The report also projects that it is “virtually certain” that increases in the frequency and magnitude of warm daily temperature extremes will continue through this century, and that there will be corresponding decreases in cold extremes. It’s also very likely that heat waves and warm spells will become more frequent and warmer. Heavy rainfall events are also expected to increase, and the proportion of rain falling in those events is likely to increase. There are also likely to be more problems from storm surges and sea level rises, an increase in droughts, and landslides in mountainous regions.

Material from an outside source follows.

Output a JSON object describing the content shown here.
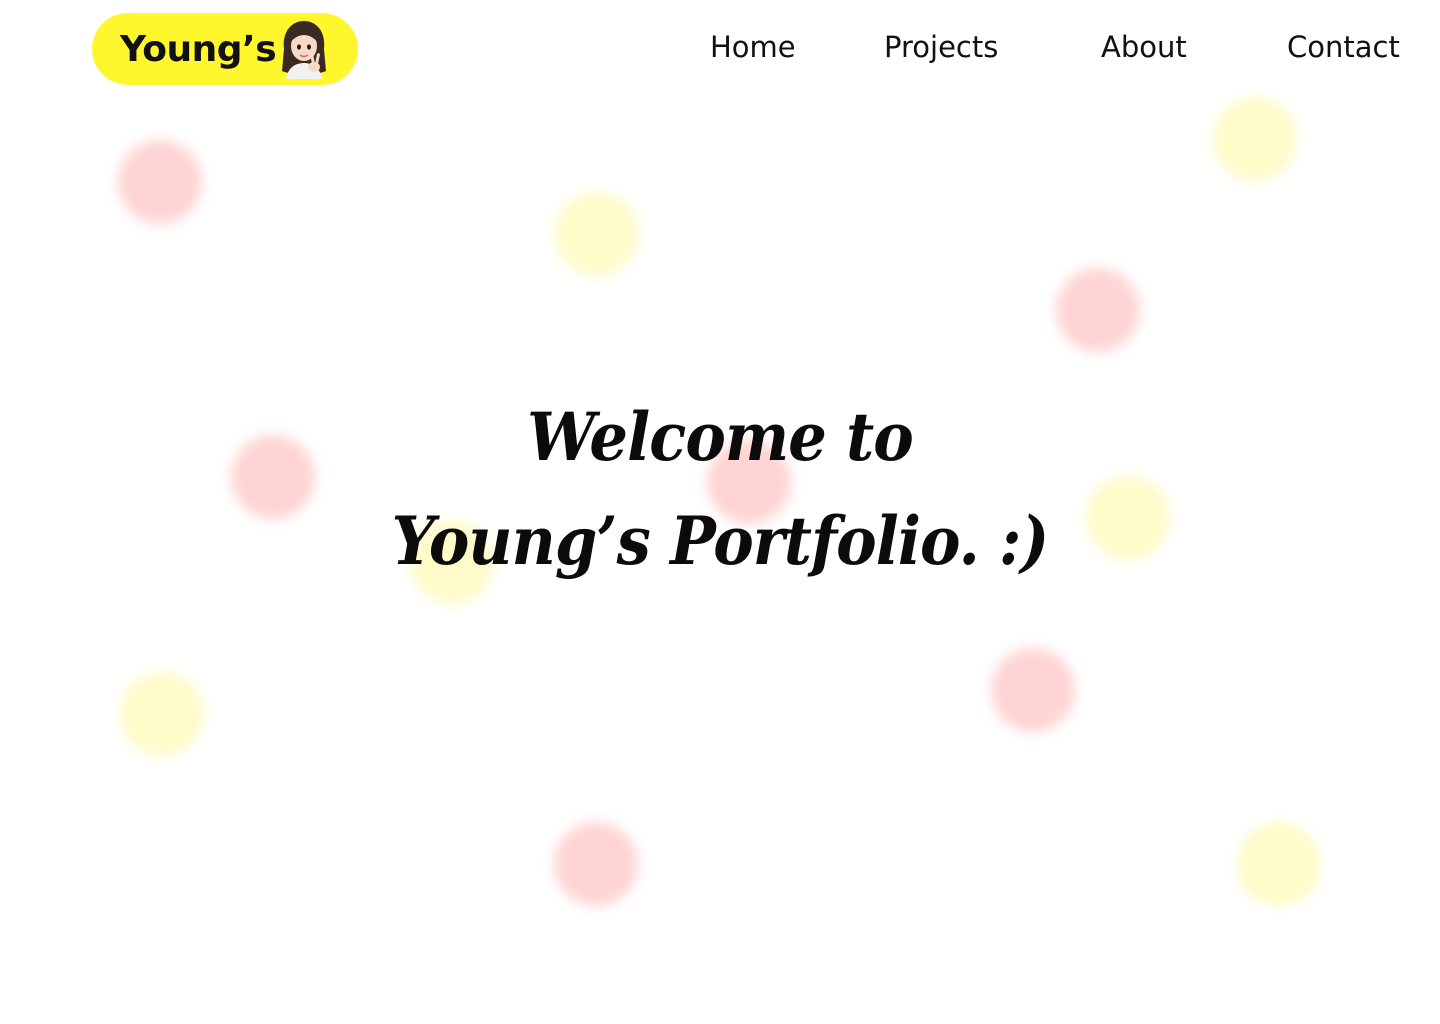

Much of the report’s content will come as little surprise to those who have been following the subject — in common with previous IPCC reports the conclusions are conservative, couched in laboriously exact language, and exclude the most recent work1 — and for me the most interesting parts are the discussions of how extreme weather events interact with human populations to create disasters. In this respect, arguing about whether an event was “caused by” or “made worse by” warming is largely irrelevant to trying to find ways to reduce the impact of current and future extremes.

See also: Jeff Masters has an interesting post going into more detail about the report’s findings, RealClimate considers the report’s discussion of tropical cyclones, plus news reporting from the BBC, Guardian, and Reuters.

Meanwhile, the usual suspects are scrabbling around looking for ways to misrepresent the report’s findings. The most egregious to date comes from Nigel Lawson’s secretly-funded “Global Warming Policy Foundation”, who pick a paragraph out of context and pretend that it shows that…

According to a preliminary report released by the IPCC, there will be no detectable influence of mankind’s influence on the Earth’s weather systems for at least thirty years, and possibly not until the end of this century.

… which is not what the report says at all!

Finally, Green.TV and WeatherUnderground have launched a new twice monthly video on current global extreme weather events. Here’s the first episode:

Definitely one to follow with interest…

  1. Unavoidable, given the way these things are put together.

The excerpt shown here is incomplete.